For SEO reasons, we might want to use page numbers in URLs when displaying large collections. This post discusses how this is made possible by combining DynamoDB with secondary store.

Back when we all used SQL databases, it was common to paginate through large result sets by appending LIMIT offset, rows per page to a SELECT query. Depending on the schema, data volume and database engine, this was inefficient to varying degrees. On smaller result sets and with the right indexes, it was… posssibly OK.

Databases like DynamoDB prevent this inefficiency by handling pagination differently. You can page through a pre-sorted table by selecting a partition and optionally a range within the sort key. After DynamoDB has returned a page of results and there are more to follow, it provides you with LastEvaluatedKey which you can pass to the next iteration of the query as ExclusiveStartKey in order to get the next page.

Random access to page n is not possible unless you know the keys that coincide with a page break. You’ve got to fetch the pages in order. Users cannot jump to page 292 or only show the last page. This is entirely acceptable in many cases as modern user interfaces often provide infinite scrolling or a show next 20 link.

As the ExclusiveStartKey is embedded into a URL, this means that this next link is not stable. If the table changes, the link to retrieve page 2 changes. If the results are scanned in reverse (for instance, most recent first) the next link will change every time a new record is added. This generates a lot of URLs, which, although I am not an expert, can hinder SEO efforts on public sites where effective indexing is important.

Some may also say that ?page=2 looks nicer than an encoded exclusive start key (which itself may consist of several key-value pairs, possibly as a base64-encoded structure), but this might just be vanity.

What if, for whatever reason, we wanted to bring back those old-school, things-were-better-back-in-the-old-days page numbers?

The pattern: map exclusive start keys to a numeric index

An exclusive start key is just a structure containing the keys needed to resume the query and grab the next n items. It is nothing more than a reference point.

Rather than conveying it as part of the URL which is ugly and possibly leaks implementation details, we could instead store the key components needed to generate an exclusive start key from a numeric index. A page or skip query parameter would be included in the URL. A look up for item 20 will internally yield the keys needed to construct an exclusive start key to skip results by arbitrary intervals.

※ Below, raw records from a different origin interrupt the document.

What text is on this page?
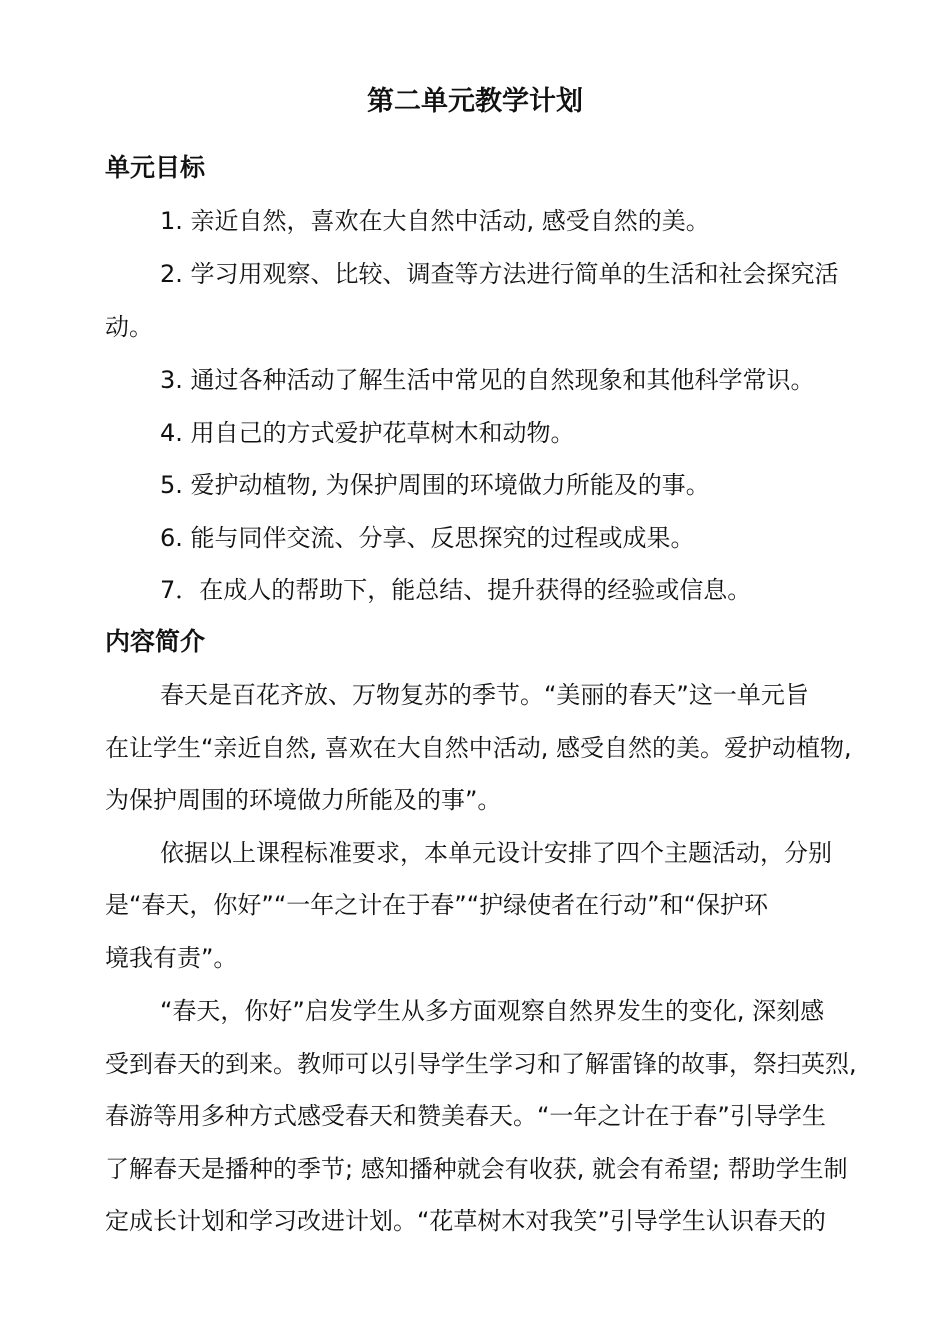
第二单元教学计划
单元目标
1. 亲近自然，喜欢在大自然中活动, 感受自然的美。
2. 学习用观察、比较、调查等方法进行简单的生活和社会探究活
动。
3. 通过各种活动了解生活中常见的自然现象和其他科学常识。
4. 用自己的方式爱护花草树木和动物。
5. 爱护动植物, 为保护周围的环境做力所能及的事。
6. 能与同伴交流、分享、反思探究的过程或成果。
7．在成人的帮助下，能总结、提升获得的经验或信息。
内容简介
春天是百花齐放、万物复苏的季节。“美丽的春天”这一单元旨
在让学生“亲近自然, 喜欢在大自然中活动, 感受自然的美。爱护动植物,
为保护周围的环境做力所能及的事”。
依据以上课程标准要求，本单元设计安排了四个主题活动，分别
是“春天，你好”“一年之计在于春”“护绿使者在行动”和“保护环
境我有责”。
“春天，你好”启发学生从多方面观察自然界发生的变化, 深刻感
受到春天的到来。教师可以引导学生学习和了解雷锋的故事，祭扫英烈,
春游等用多种方式感受春天和赞美春天。“一年之计在于春”引导学生
了解春天是播种的季节; 感知播种就会有收获, 就会有希望; 帮助学生制
定成长计划和学习改进计划。“花草树木对我笑”引导学生认识春天的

The drawback of this approach is the added complexity around building, maintaining, storing and serving this numeric index of rows. To avoid a confusing user experience, it is vital that the system of record and numeric index are kept consistent. Allowing users to filter the results will invalidate any pre-calculated page numbers, so additional indexes will need to be maintained. Only low cardinality, coarse filters are likely to be feasible in order to minimize the number of page indexes that need to be built.

The next section details some theoretical (read: half-baked and unproven) approaches. Note that there may be WTFs, misunderstandings or things I have not considered. Consider them to be non-production ready musings.

Approaches

Our example scenario is an e-commerce site that has product pages where users can comment on a product.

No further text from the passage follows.